LIBYAPROSPECT – Aya Khalil
The Amnesty International has published a new report about Libya, on Tuesday, concerning “under attack human rights” after years of the Libyan revolution and western intervention.
The report entitled “Libya since the ‘Arab Spring’: 7 ways human rights are under attack” listed several violations concerning the armed groups, migration and women.
The report said that all sides have committed war crimes and serious human rights abuses, including indiscriminate and direct attacks on civilians and their properties, in addition to abduction and torture. It also referred to doings of the Islamic State group (IS) that took over certain areas, carried out public executions.
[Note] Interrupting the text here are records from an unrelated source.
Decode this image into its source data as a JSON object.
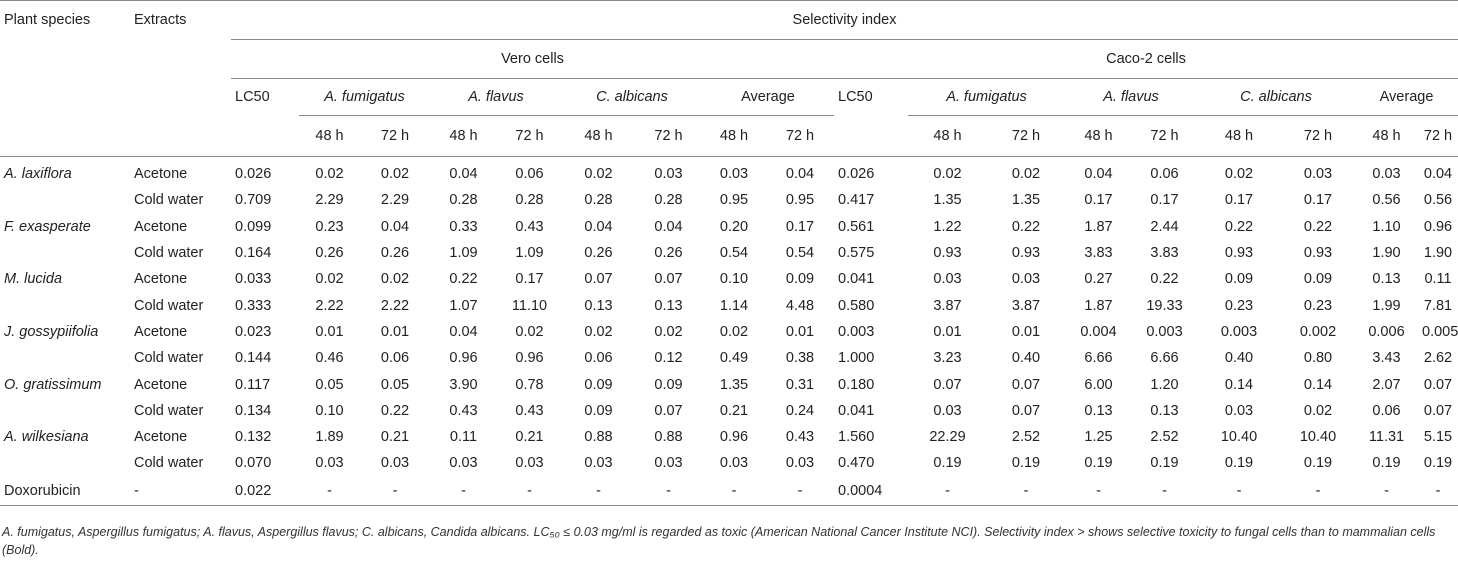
{
  "headers": {
    "plant_species": "Plant species",
    "extracts": "Extracts",
    "selectivity_index": "Selectivity index",
    "vero": "Vero cells",
    "caco": "Caco-2 cells",
    "lc50": "LC50",
    "fumigatus": "A. fumigatus",
    "flavus": "A. flavus",
    "albicans": "C. albicans",
    "average": "Average",
    "h48": "48 h",
    "h72": "72 h"
  },
  "rows": [
    {
      "species": "A. laxiflora",
      "extract": "Acetone",
      "cells": [
        "0.026",
        "0.02",
        "0.02",
        "0.04",
        "0.06",
        "0.02",
        "0.03",
        "0.03",
        "0.04",
        "0.026",
        "0.02",
        "0.02",
        "0.04",
        "0.06",
        "0.02",
        "0.03",
        "0.03",
        "0.04"
      ],
      "bold": []
    },
    {
      "species": "",
      "extract": "Cold water",
      "cells": [
        "0.709",
        "2.29",
        "2.29",
        "0.28",
        "0.28",
        "0.28",
        "0.28",
        "0.95",
        "0.95",
        "0.417",
        "1.35",
        "1.35",
        "0.17",
        "0.17",
        "0.17",
        "0.17",
        "0.56",
        "0.56"
      ],
      "bold": [
        1,
        2,
        10,
        11
      ]
    },
    {
      "species": "F. exasperate",
      "extract": "Acetone",
      "cells": [
        "0.099",
        "0.23",
        "0.04",
        "0.33",
        "0.43",
        "0.04",
        "0.04",
        "0.20",
        "0.17",
        "0.561",
        "1.22",
        "0.22",
        "1.87",
        "2.44",
        "0.22",
        "0.22",
        "1.10",
        "0.96"
      ],
      "bold": [
        10,
        12,
        13,
        16
      ]
    },
    {
      "species": "",
      "extract": "Cold water",
      "cells": [
        "0.164",
        "0.26",
        "0.26",
        "1.09",
        "1.09",
        "0.26",
        "0.26",
        "0.54",
        "0.54",
        "0.575",
        "0.93",
        "0.93",
        "3.83",
        "3.83",
        "0.93",
        "0.93",
        "1.90",
        "1.90"
      ],
      "bold": [
        3,
        4,
        12,
        13,
        16,
        17
      ]
    },
    {
      "species": "M. lucida",
      "extract": "Acetone",
      "cells": [
        "0.033",
        "0.02",
        "0.02",
        "0.22",
        "0.17",
        "0.07",
        "0.07",
        "0.10",
        "0.09",
        "0.041",
        "0.03",
        "0.03",
        "0.27",
        "0.22",
        "0.09",
        "0.09",
        "0.13",
        "0.11"
      ],
      "bold": []
    },
    {
      "species": "",
      "extract": "Cold water",
      "cells": [
        "0.333",
        "2.22",
        "2.22",
        "1.07",
        "11.10",
        "0.13",
        "0.13",
        "1.14",
        "4.48",
        "0.580",
        "3.87",
        "3.87",
        "1.87",
        "19.33",
        "0.23",
        "0.23",
        "1.99",
        "7.81"
      ],
      "bold": [
        3,
        4,
        7,
        8,
        10,
        11,
        12,
        13,
        16,
        17
      ]
    },
    {
      "species": "J. gossypiifolia",
      "extract": "Acetone",
      "cells": [
        "0.023",
        "0.01",
        "0.01",
        "0.04",
        "0.02",
        "0.02",
        "0.02",
        "0.02",
        "0.01",
        "0.003",
        "0.01",
        "0.01",
        "0.004",
        "0.003",
        "0.003",
        "0.002",
        "0.006",
        "0.005"
      ],
      "bold": []
    },
    {
      "species": "",
      "extract": "Cold water",
      "cells": [
        "0.144",
        "0.46",
        "0.06",
        "0.96",
        "0.96",
        "0.06",
        "0.12",
        "0.49",
        "0.38",
        "1.000",
        "3.23",
        "0.40",
        "6.66",
        "6.66",
        "0.40",
        "0.80",
        "3.43",
        "2.62"
      ],
      "bold": [
        16,
        17
      ]
    },
    {
      "species": "O. gratissimum",
      "extract": "Acetone",
      "cells": [
        "0.117",
        "0.05",
        "0.05",
        "3.90",
        "0.78",
        "0.09",
        "0.09",
        "1.35",
        "0.31",
        "0.180",
        "0.07",
        "0.07",
        "6.00",
        "1.20",
        "0.14",
        "0.14",
        "2.07",
        "0.07"
      ],
      "bold": [
        7,
        8,
        12,
        13,
        16
      ]
    },
    {
      "species": "",
      "extract": "Cold water",
      "cells": [
        "0.134",
        "0.10",
        "0.22",
        "0.43",
        "0.43",
        "0.09",
        "0.07",
        "0.21",
        "0.24",
        "0.041",
        "0.03",
        "0.07",
        "0.13",
        "0.13",
        "0.03",
        "0.02",
        "0.06",
        "0.07"
      ],
      "bold": []
    },
    {
      "species": "A. wilkesiana",
      "extract": "Acetone",
      "cells": [
        "0.132",
        "1.89",
        "0.21",
        "0.11",
        "0.21",
        "0.88",
        "0.88",
        "0.96",
        "0.43",
        "1.560",
        "22.29",
        "2.52",
        "1.25",
        "2.52",
        "10.40",
        "10.40",
        "11.31",
        "5.15"
      ],
      "bold": [
        1,
        10,
        11,
        12,
        13,
        14,
        15,
        16,
        17
      ]
    },
    {
      "species": "",
      "extract": "Cold water",
      "cells": [
        "0.070",
        "0.03",
        "0.03",
        "0.03",
        "0.03",
        "0.03",
        "0.03",
        "0.03",
        "0.03",
        "0.470",
        "0.19",
        "0.19",
        "0.19",
        "0.19",
        "0.19",
        "0.19",
        "0.19",
        "0.19"
      ],
      "bold": []
    },
    {
      "species": "Doxorubicin",
      "extract": "-",
      "cells": [
        "0.022",
        "-",
        "-",
        "-",
        "-",
        "-",
        "-",
        "-",
        "-",
        "0.0004",
        "-",
        "-",
        "-",
        "-",
        "-",
        "-",
        "-",
        "-"
      ],
      "bold": []
    }
  ],
  "footnote": "A. fumigatus, Aspergillus fumigatus; A. flavus, Aspergillus flavus; C. albicans, Candida albicans. LC₅₀ ≤ 0.03 mg/ml is regarded as toxic (American National Cancer Institute NCI). Selectivity index > shows selective toxicity to fungal cells than to mammalian cells (Bold)."
}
Free speech, according to the report is under attack. Since abductions and assassinations have reached journalists, human rights activists and non governmental TV stations were attacked too. Reporters without Borders recorded more than 30 attacks against journalists between January and November 2015.
The report added that “Women’s rights are in retreat. Women activists have been intimidated and threatened”.
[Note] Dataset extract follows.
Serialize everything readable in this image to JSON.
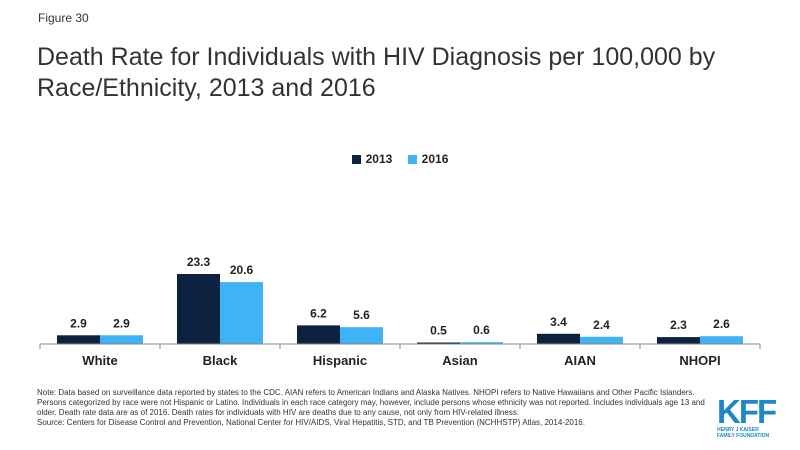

“The legal system is barely functioning. Courts in some cities are closed, because it’s so dangerous, and judges and lawyers have been attacked and abducted. Thousands of people seen as being loyal to al-Gaddafi have been detained for years without charge or trial. The trial of 37 former officials for alleged war crimes and other offences was deeply flawed, including its failure to investigate allegations of torture of the defendants”, it stated.
The new report also explained that migrants and refugees are vulnerable to violations; many are tortured, exploited and sexually abused along the smuggling route in and out of Libya. Others have been detained indefinitely.
It acknowledged that civilians bear under the conflict and violence across the country, as nearly 2.5 million people need humanitarian help, including clean water, sanitation and food. Many hospitals and clinics are closed, damaged or inaccessible due to the fighting.